Not 100% sure information is True or up to date.
7:45 is where I got my information from
Honestly no.
For years people have been complaining about games that launch with too many servers.
"My server is a ghost town!!! Merge the servers!!!"
Back in DAoC, EQ1, UO, Nexus, etc... there were few servers and they were moderately populated. Why? Because the scene was still mostly unknown by the masses.
Skip forward a decade and mmo's have become mainstream in the gaming scene. Now games launch with a million + and scale from there. Putting out 100+ servers sometimes to handle the load to prevent overpopulation and overcrowding. Which leads to isolation when it settles and the community that is going to stay sets in.
A "mega" server is a great idea. It eliminates the need for 100+ servers and should stop the ghost town effect once the game settles in. At least on paper.
"Tight knit groups" as you put it are still in existance but are not in the spotlight as they once were because of overexposure.
You will always have those groups in your games/servers if you choose to find/create them. Guilds large or small will still have opportunities to find fame in mmo's. It only takes these guilds to actually strive for it.

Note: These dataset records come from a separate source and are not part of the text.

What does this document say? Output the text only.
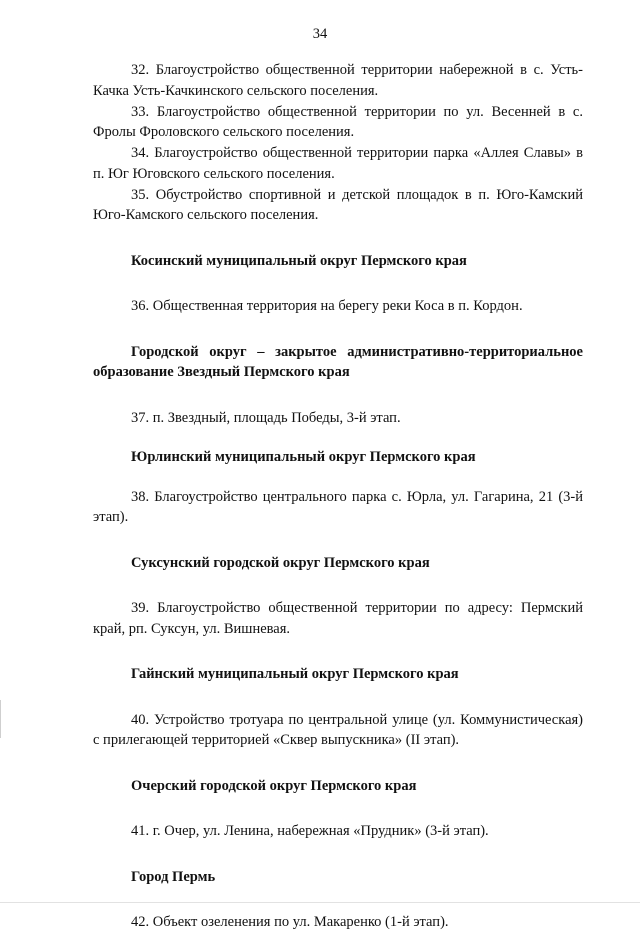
34

32. Благоустройство общественной территории набережной в с. Усть-Качка Усть-Качкинского сельского поселения.

33. Благоустройство общественной территории по ул. Весенней в с. Фролы Фроловского сельского поселения.

34. Благоустройство общественной территории парка «Аллея Славы» в п. Юг Юговского сельского поселения.

35. Обустройство спортивной и детской площадок в п. Юго-Камский Юго-Камского сельского поселения.

Косинский муниципальный округ Пермского края

36. Общественная территория на берегу реки Коса в п. Кордон.

Городской округ – закрытое административно-территориальное образование Звездный Пермского края

37. п. Звездный, площадь Победы, 3-й этап.

Юрлинский муниципальный округ Пермского края

38. Благоустройство центрального парка с. Юрла, ул. Гагарина, 21 (3-й этап).

Суксунский городской округ Пермского края

39. Благоустройство общественной территории по адресу: Пермский край, рп. Суксун, ул. Вишневая.

Гайнский муниципальный округ Пермского края

40. Устройство тротуара по центральной улице (ул. Коммунистическая) с прилегающей территорией «Сквер выпускника» (II этап).

Очерский городской округ Пермского края

41. г. Очер, ул. Ленина, набережная «Прудник» (3-й этап).

Город Пермь

42. Объект озеленения по ул. Макаренко (1-й этап).
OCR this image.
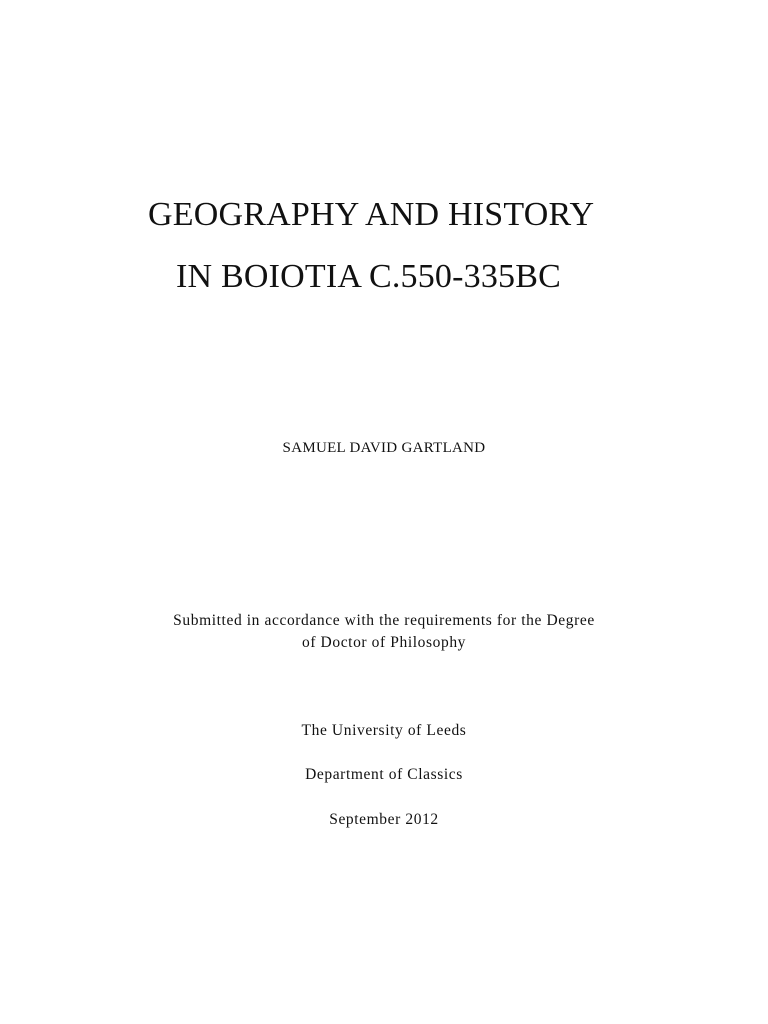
GEOGRAPHY AND HISTORY
IN BOIOTIA C.550-335BC
SAMUEL DAVID GARTLAND
Submitted in accordance with the requirements for the Degree
of Doctor of Philosophy
The University of Leeds
Department of Classics
September 2012
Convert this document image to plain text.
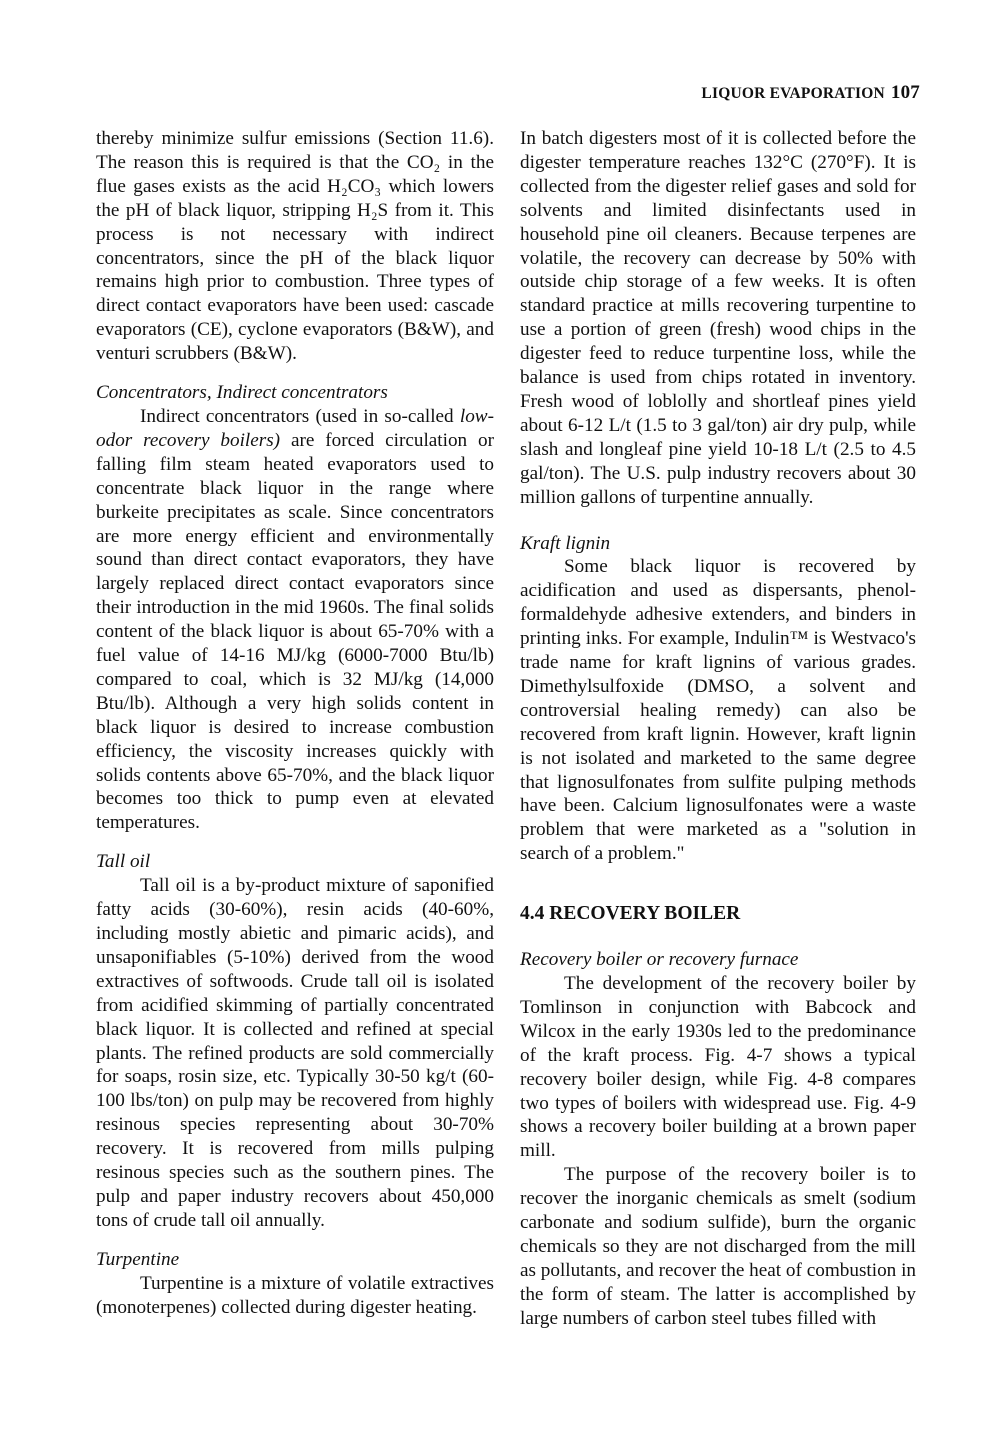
LIQUOR EVAPORATION 107

thereby minimize sulfur emissions (Section 11.6). The reason this is required is that the CO₂ in the flue gases exists as the acid H₂CO₃ which lowers the pH of black liquor, stripping H₂S from it. This process is not necessary with indirect concentrators, since the pH of the black liquor remains high prior to combustion. Three types of direct contact evaporators have been used: cascade evaporators (CE), cyclone evaporators (B&W), and venturi scrubbers (B&W).

Concentrators, Indirect concentrators

Indirect concentrators (used in so-called low-odor recovery boilers) are forced circulation or falling film steam heated evaporators used to concentrate black liquor in the range where burkeite precipitates as scale. Since concentrators are more energy efficient and environmentally sound than direct contact evaporators, they have largely replaced direct contact evaporators since their introduction in the mid 1960s. The final solids content of the black liquor is about 65-70% with a fuel value of 14-16 MJ/kg (6000-7000 Btu/lb) compared to coal, which is 32 MJ/kg (14,000 Btu/lb). Although a very high solids content in black liquor is desired to increase combustion efficiency, the viscosity increases quickly with solids contents above 65-70%, and the black liquor becomes too thick to pump even at elevated temperatures.

Tall oil

Tall oil is a by-product mixture of saponified fatty acids (30-60%), resin acids (40-60%, including mostly abietic and pimaric acids), and unsaponifiables (5-10%) derived from the wood extractives of softwoods. Crude tall oil is isolated from acidified skimming of partially concentrated black liquor. It is collected and refined at special plants. The refined products are sold commercially for soaps, rosin size, etc. Typically 30-50 kg/t (60-100 lbs/ton) on pulp may be recovered from highly resinous species representing about 30-70% recovery. It is recovered from mills pulping resinous species such as the southern pines. The pulp and paper industry recovers about 450,000 tons of crude tall oil annually.

Turpentine

Turpentine is a mixture of volatile extractives (monoterpenes) collected during digester heating.

In batch digesters most of it is collected before the digester temperature reaches 132°C (270°F). It is collected from the digester relief gases and sold for solvents and limited disinfectants used in household pine oil cleaners. Because terpenes are volatile, the recovery can decrease by 50% with outside chip storage of a few weeks. It is often standard practice at mills recovering turpentine to use a portion of green (fresh) wood chips in the digester feed to reduce turpentine loss, while the balance is used from chips rotated in inventory. Fresh wood of loblolly and shortleaf pines yield about 6-12 L/t (1.5 to 3 gal/ton) air dry pulp, while slash and longleaf pine yield 10-18 L/t (2.5 to 4.5 gal/ton). The U.S. pulp industry recovers about 30 million gallons of turpentine annually.

Kraft lignin

Some black liquor is recovered by acidification and used as dispersants, phenol-formaldehyde adhesive extenders, and binders in printing inks. For example, Indulin™ is Westvaco's trade name for kraft lignins of various grades. Dimethylsulfoxide (DMSO, a solvent and controversial healing remedy) can also be recovered from kraft lignin. However, kraft lignin is not isolated and marketed to the same degree that lignosulfonates from sulfite pulping methods have been. Calcium lignosulfonates were a waste problem that were marketed as a "solution in search of a problem."

4.4 RECOVERY BOILER

Recovery boiler or recovery furnace

The development of the recovery boiler by Tomlinson in conjunction with Babcock and Wilcox in the early 1930s led to the predominance of the kraft process. Fig. 4-7 shows a typical recovery boiler design, while Fig. 4-8 compares two types of boilers with widespread use. Fig. 4-9 shows a recovery boiler building at a brown paper mill.

The purpose of the recovery boiler is to recover the inorganic chemicals as smelt (sodium carbonate and sodium sulfide), burn the organic chemicals so they are not discharged from the mill as pollutants, and recover the heat of combustion in the form of steam. The latter is accomplished by large numbers of carbon steel tubes filled with
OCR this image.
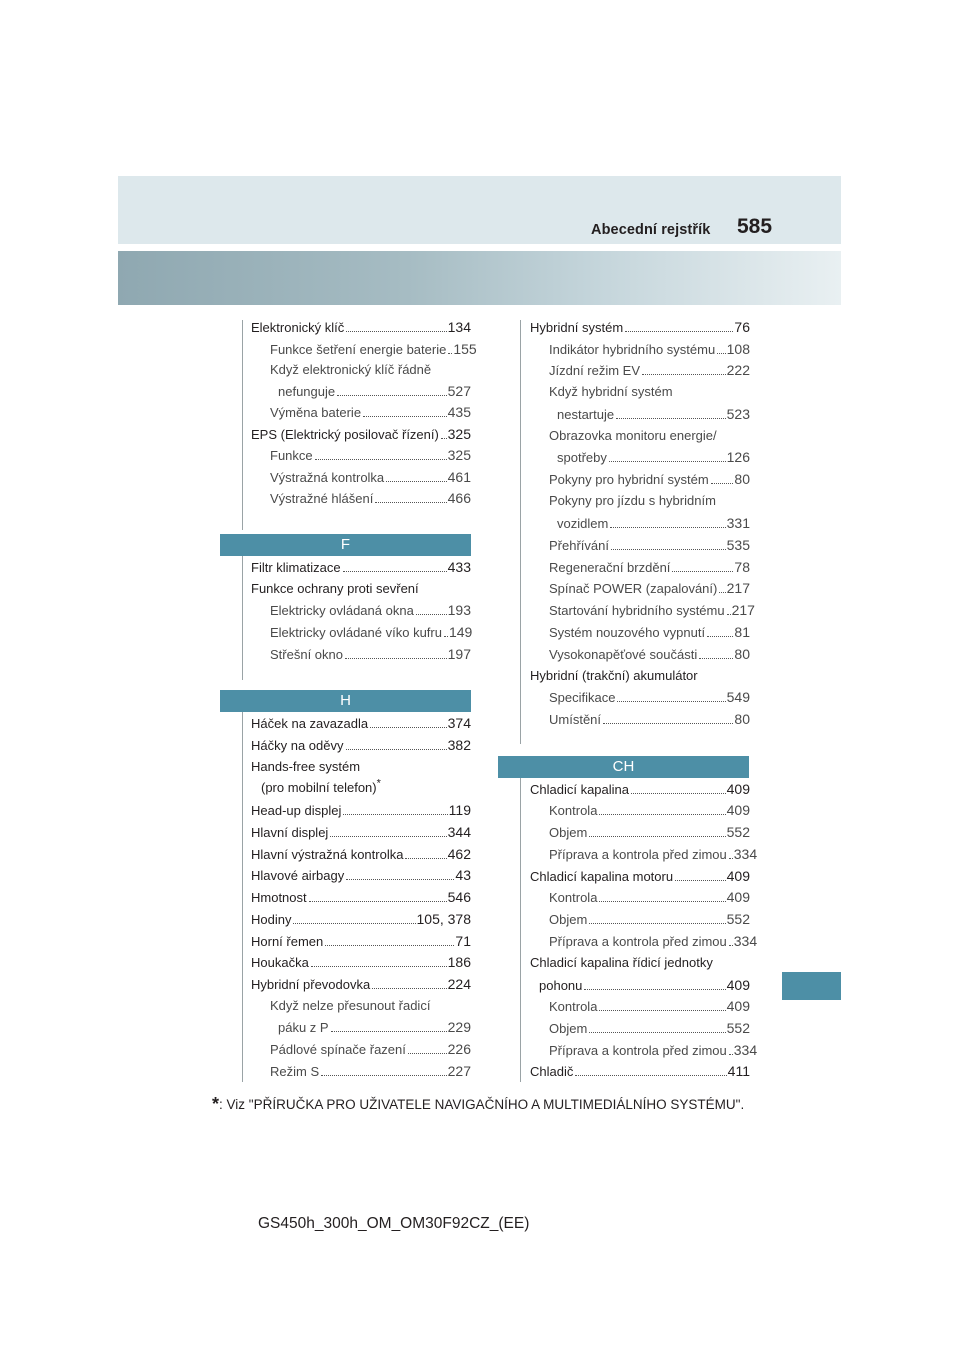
Abecední rejstřík 585
Elektronický klíč	134
Funkce šetření energie baterie 155
Když elektronický klíč řádně
nefunguje	527
Výměna baterie	435
EPS (Elektrický posilovač řízení) 325
Funkce	325
Výstražná kontrolka	461
Výstražné hlášení	466
F
Filtr klimatizace	433
Funkce ochrany proti sevření
Elektricky ovládaná okna 193
Elektricky ovládané víko kufru 149
Střešní okno	197
H
Háček na zavazadla	374
Háčky na oděvy	382
Hands-free systém
(pro mobilní telefon)*
Head-up displej	119
Hlavní displej	344
Hlavní výstražná kontrolka	462
Hlavové airbagy	43
Hmotnost	546
Hodiny	105, 378
Horní řemen	71
Houkačka	186
Hybridní převodovka	224
Když nelze přesunout řadicí
páku z P	229
Pádlové spínače řazení	226
Režim S	227
Hybridní systém	76
Indikátor hybridního systému 108
Jízdní režim EV	222
Když hybridní systém
nestartuje	523
Obrazovka monitoru energie/
spotřeby	126
Pokyny pro hybridní systém 80
Pokyny pro jízdu s hybridním
vozidlem	331
Přehřívání	535
Regenerační brzdění	78
Spínač POWER (zapalování) 217
Startování hybridního systému 217
Systém nouzového vypnutí 81
Vysokonapěťové součásti	80
Hybridní (trakční) akumulátor
Specifikace	549
Umístění	80
CH
Chladicí kapalina	409
Kontrola	409
Objem	552
Příprava a kontrola před zimou 334
Chladicí kapalina motoru	409
Kontrola	409
Objem	552
Příprava a kontrola před zimou 334
Chladicí kapalina řídicí jednotky
pohonu	409
Kontrola	409
Objem	552
Příprava a kontrola před zimou 334
Chladič	411
*: Viz "PŘÍRUČKA PRO UŽIVATELE NAVIGAČNÍHO A MULTIMEDIÁLNÍHO SYSTÉMU".
GS450h_300h_OM_OM30F92CZ_(EE)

Thinking that a single server type is a bad thing is a terrible idea. We should be embracing the idea and or ability to make this happen. Goodbye shards/servers is what we should be saying. Goodbye ghost towns, goodbye bad server merger press.
Something of this calibur, if executed properly, should be celebrated. I am not educated in what this game actually has gameplay wise but just for the server tech they are promoting, we should be excited.
You want your guild/friends to stand out? Fight for it. You want fame? Work your asses of and the taste of this victory will be sweeter than anything you have every accomplished in mmo's before.
The spirit of your desires doesn't rest inside of isolated servers, it's inside of your motivation to set yourselves apart from the crowd.
Playing: Smite, Marvel Heroes
Played: Nexus:Kingdom of the Winds, Everquest, DAoC, Everquest 2, WoW, Matrix Online, Vangaurd, SWG, DDO, EVE, Fallen Earth, LoTRo, CoX, Champions Online, WAR, Darkfall, Mortal Online, Guild Wars, Rift, Tera, Aion, AoC, Gods and Heroes, DCUO, FF14, TSW, SWTOR, GW2, Wildstar, ESO, ArcheAge
Waiting On: Nothing. Mmorpg's are dead.
Server caps for daoc was 3000, cant remember very well cause it ended with a 2 or a 3... it was either 3002/3003 something like that across 3 realms. In its prime, daoc's servers were all above 2500 during peak, and several you actually couldnt get in - specially when the 3 "classic" came up, they were all 3002/3 all the time.
It was never 1500...
my only question is : If the pvp is capped at 2k how does that split evenly between three factions?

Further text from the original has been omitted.